Henry Duvall, the guitarist, was traveling home to Atlanta for Christmas, and he’d agreed to drive Bill’s old car so that Bill’s father could use it as a trade-in for the Opal he’d just bought us. Since the men’s dorms were closing for the holidays, Henry had loaded his bags into the Impala, and had parked it in front of Binkley Chapel to be ready to begin his trip home right after he played at our wedding.
Some of our college friends recognized the car, assumed that it was the one we’d be driving, and decorated it with shaving cream, streamers, tied old tin cans to the bumper, and taped a “Just Married” sign to the trunk. They were caught completely off guard when Bill and I ran past the Impala and jumped into the back seat of the Oldsmobile that David had revved up and had ready to go.

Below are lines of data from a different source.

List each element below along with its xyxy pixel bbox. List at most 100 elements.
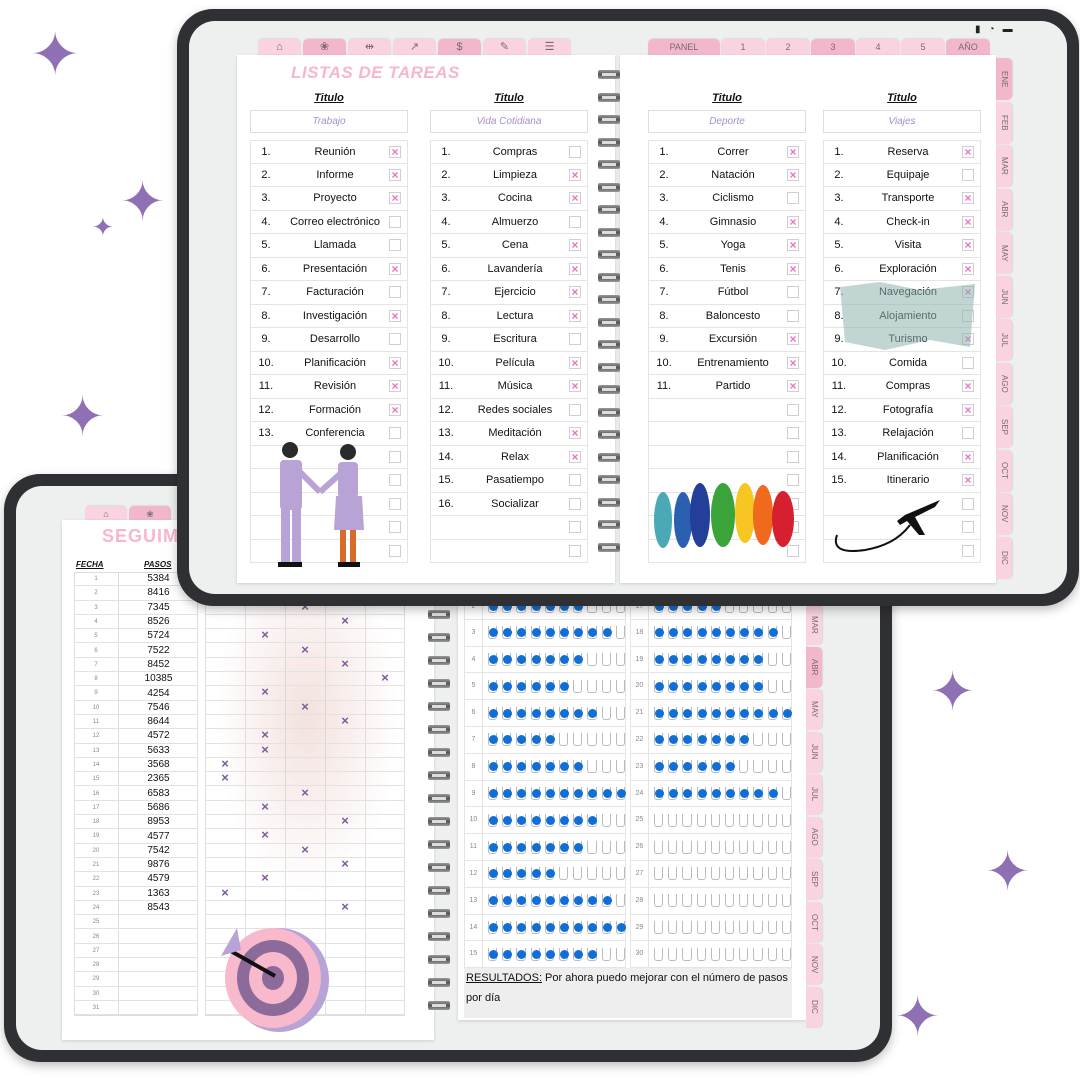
water-glass-icon[interactable] bbox=[668, 760, 679, 774]
water-glass-icon[interactable] bbox=[753, 894, 763, 908]
water-glass-icon[interactable] bbox=[781, 760, 792, 774]
water-glass-icon[interactable] bbox=[653, 947, 664, 961]
water-glass-icon[interactable] bbox=[653, 679, 665, 693]
water-glass-icon[interactable] bbox=[487, 867, 499, 881]
water-glass-icon[interactable] bbox=[487, 840, 499, 854]
water-glass-icon[interactable] bbox=[587, 626, 598, 640]
item-label[interactable]: Redes sociales bbox=[461, 404, 569, 416]
water-glass-icon[interactable] bbox=[724, 652, 736, 666]
water-glass-icon[interactable] bbox=[502, 867, 513, 881]
month-tab[interactable]: ABR bbox=[806, 646, 822, 688]
item-label[interactable]: Transporte bbox=[854, 192, 962, 204]
item-label[interactable]: Itinerario bbox=[854, 474, 962, 486]
water-glass-icon[interactable] bbox=[767, 626, 778, 640]
item-label[interactable]: Baloncesto bbox=[679, 310, 787, 322]
water-glass-icon[interactable] bbox=[753, 840, 763, 854]
item-label[interactable]: Correo electrónico bbox=[281, 216, 389, 228]
checkbox[interactable]: × bbox=[569, 450, 581, 463]
water-glass-icon[interactable] bbox=[530, 920, 541, 934]
month-tab[interactable]: NOV bbox=[806, 944, 822, 985]
water-glass-icon[interactable] bbox=[682, 760, 693, 774]
item-label[interactable]: Escritura bbox=[461, 333, 569, 345]
item-label[interactable]: Fotografía bbox=[854, 404, 962, 416]
water-glass-icon[interactable] bbox=[767, 679, 777, 693]
checkbox[interactable]: × bbox=[787, 333, 799, 346]
water-glass-icon[interactable] bbox=[530, 786, 541, 800]
water-glass-icon[interactable] bbox=[573, 760, 584, 774]
item-label[interactable]: Lectura bbox=[461, 310, 569, 322]
steps-value[interactable]: 7542 bbox=[119, 845, 198, 856]
item-label[interactable]: Relajación bbox=[854, 427, 962, 439]
water-glass-icon[interactable] bbox=[668, 920, 678, 934]
water-glass-icon[interactable] bbox=[739, 947, 749, 961]
water-glass-icon[interactable] bbox=[601, 840, 611, 854]
checkbox[interactable]: × bbox=[962, 380, 974, 393]
checkbox[interactable]: × bbox=[787, 145, 799, 158]
checkbox[interactable] bbox=[569, 474, 581, 487]
water-glass-icon[interactable] bbox=[724, 760, 736, 774]
water-glass-icon[interactable] bbox=[682, 920, 692, 934]
checkbox[interactable] bbox=[389, 427, 401, 440]
steps-value[interactable]: 8543 bbox=[119, 902, 198, 913]
water-glass-icon[interactable] bbox=[544, 894, 555, 908]
item-label[interactable]: Socializar bbox=[461, 498, 569, 510]
item-label[interactable]: Reunión bbox=[281, 146, 389, 158]
water-glass-icon[interactable] bbox=[530, 867, 541, 881]
water-glass-icon[interactable] bbox=[615, 813, 626, 827]
month-tab[interactable]: DIC bbox=[806, 986, 822, 1028]
item-label[interactable]: Revisión bbox=[281, 380, 389, 392]
water-glass-icon[interactable] bbox=[767, 920, 777, 934]
water-glass-icon[interactable] bbox=[739, 626, 750, 640]
item-label[interactable]: Relax bbox=[461, 451, 569, 463]
steps-value[interactable]: 2365 bbox=[119, 773, 198, 784]
water-glass-icon[interactable] bbox=[487, 786, 499, 800]
water-glass-icon[interactable] bbox=[558, 652, 570, 666]
water-glass-icon[interactable] bbox=[682, 706, 693, 720]
water-glass-icon[interactable] bbox=[781, 706, 793, 720]
water-glass-icon[interactable] bbox=[739, 840, 749, 854]
water-glass-icon[interactable] bbox=[615, 947, 626, 961]
checkbox[interactable]: × bbox=[962, 450, 974, 463]
item-label[interactable]: Natación bbox=[679, 169, 787, 181]
checkbox[interactable]: × bbox=[787, 168, 799, 181]
water-glass-icon[interactable] bbox=[601, 920, 612, 934]
checkbox[interactable] bbox=[962, 356, 974, 369]
steps-value[interactable]: 7546 bbox=[119, 702, 198, 713]
water-glass-icon[interactable] bbox=[724, 733, 736, 747]
nav-tab[interactable]: ✎ bbox=[483, 39, 526, 55]
steps-value[interactable]: 7522 bbox=[119, 645, 198, 656]
checkbox[interactable] bbox=[389, 521, 401, 534]
results-box[interactable]: RESULTADOS: Por ahora puedo mejorar con … bbox=[464, 968, 792, 1018]
water-glass-icon[interactable] bbox=[767, 894, 777, 908]
water-glass-icon[interactable] bbox=[696, 626, 707, 640]
water-glass-icon[interactable] bbox=[753, 947, 763, 961]
checkbox[interactable]: × bbox=[569, 309, 581, 322]
water-glass-icon[interactable] bbox=[502, 894, 513, 908]
water-glass-icon[interactable] bbox=[544, 626, 555, 640]
month-tab[interactable]: DIC bbox=[996, 536, 1012, 579]
water-glass-icon[interactable] bbox=[516, 786, 527, 800]
water-glass-icon[interactable] bbox=[724, 840, 735, 854]
checkbox[interactable] bbox=[787, 450, 799, 463]
water-glass-icon[interactable] bbox=[530, 947, 541, 961]
water-glass-icon[interactable] bbox=[682, 813, 692, 827]
water-glass-icon[interactable] bbox=[587, 947, 598, 961]
checkbox[interactable]: × bbox=[569, 168, 581, 181]
water-glass-icon[interactable] bbox=[601, 679, 611, 693]
water-glass-icon[interactable] bbox=[615, 733, 626, 747]
item-label[interactable]: Equipaje bbox=[854, 169, 962, 181]
water-glass-icon[interactable] bbox=[516, 679, 527, 693]
steps-value[interactable]: 4254 bbox=[119, 688, 198, 699]
item-label[interactable]: Música bbox=[461, 380, 569, 392]
steps-value[interactable]: 5686 bbox=[119, 802, 198, 813]
water-glass-icon[interactable] bbox=[753, 920, 763, 934]
water-glass-icon[interactable] bbox=[767, 706, 778, 720]
water-glass-icon[interactable] bbox=[739, 760, 749, 774]
item-label[interactable]: Conferencia bbox=[281, 427, 389, 439]
item-label[interactable]: Formación bbox=[281, 404, 389, 416]
item-label[interactable]: Exploración bbox=[854, 263, 962, 275]
steps-value[interactable]: 6583 bbox=[119, 788, 198, 799]
water-glass-icon[interactable] bbox=[668, 706, 679, 720]
water-glass-icon[interactable] bbox=[724, 947, 735, 961]
water-glass-icon[interactable] bbox=[668, 867, 678, 881]
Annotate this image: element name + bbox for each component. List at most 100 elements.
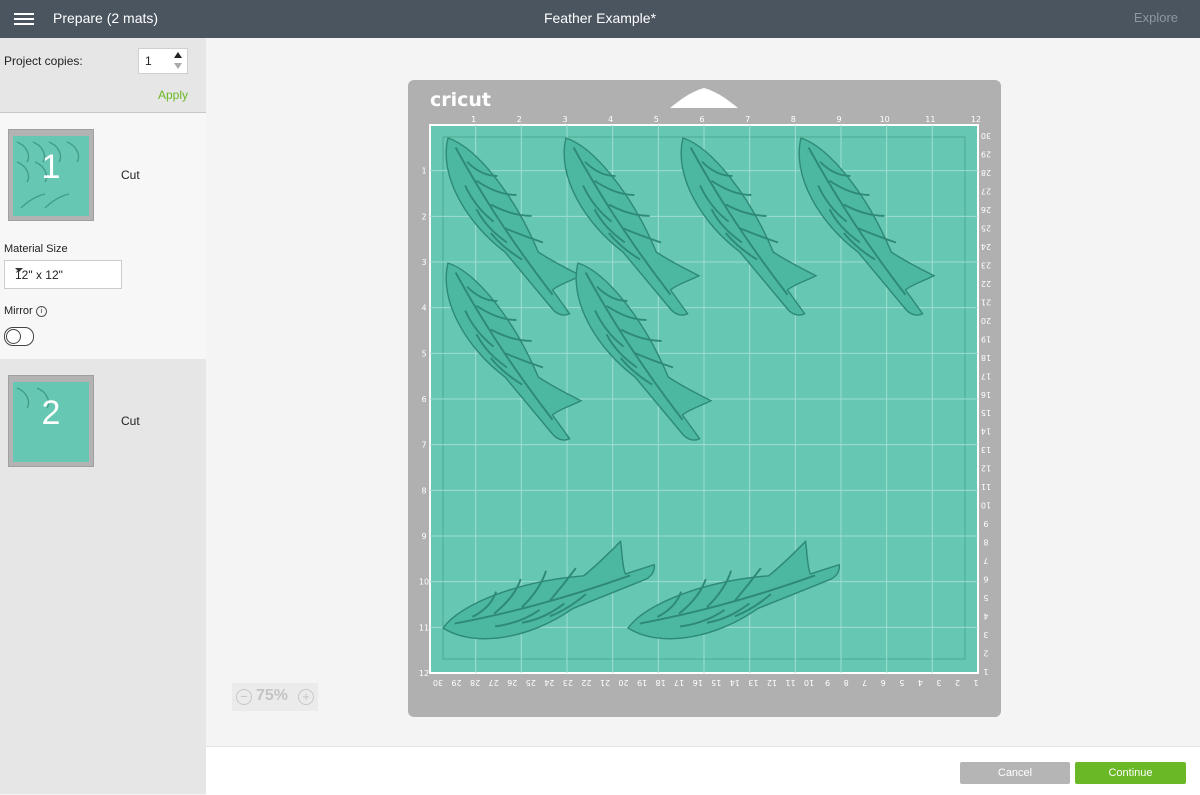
right-ruler-tick: 22 <box>981 279 991 288</box>
zoom-value: 75% <box>256 687 289 704</box>
top-ruler-tick: 12 <box>971 115 981 124</box>
material-size-select[interactable]: 12" x 12" <box>4 260 122 289</box>
mirror-toggle[interactable] <box>4 327 34 346</box>
right-ruler-tick: 25 <box>981 223 991 232</box>
sidebar: Project copies: 1 Apply 1 Cut Material S… <box>0 38 206 794</box>
bottom-ruler-tick: 18 <box>656 678 666 687</box>
top-ruler-tick: 7 <box>745 115 750 124</box>
project-copies-value[interactable]: 1 <box>145 54 152 68</box>
right-ruler-tick: 26 <box>981 205 991 214</box>
bottom-ruler-tick: 20 <box>618 678 628 687</box>
caret-down-icon <box>15 268 23 272</box>
left-ruler-tick: 5 <box>421 349 426 358</box>
mat-2-mode-label: Cut <box>121 414 140 428</box>
left-ruler-tick: 1 <box>421 167 426 176</box>
bottom-ruler-tick: 24 <box>544 678 554 687</box>
stepper-up-icon[interactable] <box>174 52 182 58</box>
left-ruler-tick: 4 <box>421 304 426 313</box>
top-ruler-tick: 2 <box>517 115 522 124</box>
bottom-ruler-tick: 17 <box>674 678 684 687</box>
bottom-ruler-tick: 6 <box>881 678 886 687</box>
bottom-ruler-tick: 1 <box>973 678 978 687</box>
toggle-knob <box>6 329 21 344</box>
right-ruler-tick: 5 <box>983 593 988 602</box>
mirror-label: Mirror i <box>4 305 47 317</box>
right-ruler-tick: 24 <box>981 242 991 251</box>
bottom-ruler-tick: 19 <box>637 678 647 687</box>
apply-button[interactable]: Apply <box>158 88 188 102</box>
bottom-ruler-tick: 26 <box>507 678 517 687</box>
right-ruler-tick: 20 <box>981 316 991 325</box>
top-bar: Prepare (2 mats) Feather Example* Explor… <box>0 0 1200 38</box>
left-ruler-tick: 3 <box>421 258 426 267</box>
project-name: Feather Example* <box>543 10 657 26</box>
bottom-ruler-tick: 2 <box>955 678 960 687</box>
bottom-ruler-tick: 22 <box>581 678 591 687</box>
top-ruler-tick: 1 <box>471 115 476 124</box>
material-size-label: Material Size <box>4 243 68 255</box>
project-copies-stepper[interactable]: 1 <box>138 48 188 74</box>
top-ruler-tick: 5 <box>654 115 659 124</box>
bottom-ruler-tick: 13 <box>748 678 758 687</box>
mat-2-thumbnail[interactable]: 2 <box>8 375 94 467</box>
bottom-ruler-tick: 28 <box>470 678 480 687</box>
bottom-ruler-tick: 3 <box>936 678 941 687</box>
right-ruler-tick: 14 <box>981 427 991 436</box>
left-ruler-tick: 11 <box>419 623 429 632</box>
right-ruler-tick: 15 <box>981 408 991 417</box>
right-ruler-tick: 16 <box>981 390 991 399</box>
right-ruler-tick: 8 <box>983 538 988 547</box>
bottom-ruler-tick: 7 <box>862 678 867 687</box>
right-ruler-tick: 6 <box>983 575 988 584</box>
right-ruler-tick: 30 <box>981 131 991 140</box>
bottom-ruler-tick: 21 <box>600 678 610 687</box>
mat-number: 2 <box>41 394 61 432</box>
bottom-ruler-tick: 27 <box>489 678 499 687</box>
bottom-ruler-tick: 12 <box>767 678 777 687</box>
right-ruler-tick: 23 <box>981 260 991 269</box>
right-ruler-tick: 7 <box>983 556 988 565</box>
top-ruler-tick: 6 <box>699 115 704 124</box>
cancel-button[interactable]: Cancel <box>960 762 1070 784</box>
left-ruler-tick: 2 <box>421 212 426 221</box>
left-ruler-tick: 8 <box>421 486 426 495</box>
bottom-ruler-tick: 14 <box>730 678 740 687</box>
right-ruler-tick: 2 <box>983 649 988 658</box>
left-ruler-tick: 12 <box>419 669 429 678</box>
left-ruler-tick: 6 <box>421 395 426 404</box>
bottom-ruler-tick: 23 <box>563 678 573 687</box>
right-ruler-tick: 17 <box>981 371 991 380</box>
top-ruler-tick: 4 <box>608 115 613 124</box>
mat-1-thumbnail[interactable]: 1 <box>8 129 94 221</box>
zoom-out-icon[interactable]: − <box>236 689 252 705</box>
stepper-down-icon[interactable] <box>174 63 182 69</box>
top-ruler-tick: 11 <box>925 115 935 124</box>
bottom-ruler-tick: 10 <box>804 678 814 687</box>
mat-1-mode-label: Cut <box>121 168 140 182</box>
bottom-ruler-tick: 8 <box>844 678 849 687</box>
left-ruler-tick: 10 <box>419 578 429 587</box>
right-ruler-tick: 11 <box>981 482 991 491</box>
bottom-ruler-tick: 25 <box>526 678 536 687</box>
bottom-ruler-tick: 16 <box>693 678 703 687</box>
zoom-control: − 75% + <box>232 683 318 711</box>
mat-2-section: 2 Cut <box>0 359 206 745</box>
mat-1-section: 1 Cut Material Size 12" x 12" Mirror i <box>0 113 206 359</box>
project-copies-panel: Project copies: 1 Apply <box>0 38 206 113</box>
right-ruler-tick: 3 <box>983 630 988 639</box>
explore-link[interactable]: Explore <box>1134 0 1178 36</box>
project-copies-label: Project copies: <box>4 54 83 68</box>
left-ruler-tick: 9 <box>421 532 426 541</box>
bottom-ruler-tick: 4 <box>918 678 923 687</box>
right-ruler-tick: 21 <box>981 297 991 306</box>
bottom-ruler-tick: 15 <box>711 678 721 687</box>
zoom-in-icon[interactable]: + <box>298 689 314 705</box>
right-ruler-tick: 13 <box>981 445 991 454</box>
cutting-mat: cricut 1 2 3 4 5 6 7 8 9 10 11 1212345678910111230 2… <box>408 80 1001 717</box>
right-ruler-tick: 12 <box>981 464 991 473</box>
right-ruler-tick: 19 <box>981 334 991 343</box>
bottom-ruler-tick: 5 <box>899 678 904 687</box>
continue-button[interactable]: Continue <box>1075 762 1186 784</box>
bottom-ruler-tick: 9 <box>825 678 830 687</box>
info-icon[interactable]: i <box>35 305 47 317</box>
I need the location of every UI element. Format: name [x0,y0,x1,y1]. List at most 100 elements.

A couple of Bill’s fraternity brothers, determined not to be outsmarted, jumped in their car and tried to follow us. David sped out of the parking lot and onto the road circling the seminary campus that led to highway 98. “Which way do I turn,” he asked?
“It doesn’t matter,” said Bill. “It’s a circle. It’s about the same distance either way.”
The fraternity brothers were in hot pursuit and David had to do something quick to lose them. Counting on the fact that they were unfamiliar with the area–no GPS in that day–he hung a quick right under the railroad trestle leading to the downtown area and then made a u-turn to reverse directions and go the other way around the circle. The pursuing vehicle took the right turn as well, but it was far enough behind our car that the driver was unable to react in time to make a u-turn before he got stopped by the red light at the railroad tracks. David sped the other way around the circle and careened onto highway 98 toward Raleigh. I had my eyes closed, praying we wouldn’t run off the road or get stopped by the Wake Forest police. “Oh, God,” I muttered under my breath. “Have we finally made it to the altar, only to be killed afterwards in a wreck on our wedding day?”
We reached Raleigh in record time, where David let us off at the hotel, thrilled to have redeemed himself for the forgotten ring. He told us later that when he got back to Wake Forest, the fraternity brothers were furious at him and tried to pry the name of our hotel from him. When he refused to tell, they found a Raleigh phone book and began calling every hotel that was listed in the yellow pages to find out where we were registered. Their efforts proved futile and thanks to David, we spent our first night of marriage undisturbed.
When the holidays ended and second semester began at the seminary, Bill ran into Henry Duvall, who had his own story to tell about his drive back to Atlanta. Despite it being December 16, the day had been unseasonably warm and sunny, to the point we didn’t need coats or jackets.
“When I got to the car and saw that it had been all decorated up,” Henry said, “I wasn’t about to take the time to have it washed and cleaned. It was still warm outside and I still had on my wedding tux so I just put the top down and headed on to Atlanta. All the way down I-85, people craned their necks to figure out what was going on. They assumed I was the groom, but what had happened to the bride? When they’d pass by, I’d just smile, shrug, and raise my eyebrows like I was saying, ‘I have no idea.’
“It was so cool, and it kept me entertained the whole way home.”
December 16, 1967 marked the beginning of the fifty year journey that Bill and I have taken together. Along the way, we expanded our little family of two to include four sons, four daughters-in-law, and nine grandchildren.
It’s been a wonderful ride, which fortunately has not been as harrowing as that first ride David took us on to deliver us to our hotel in Raleigh. We both look forward with gratitude to our remaining journey together, and can’t wait to see where the future will lead.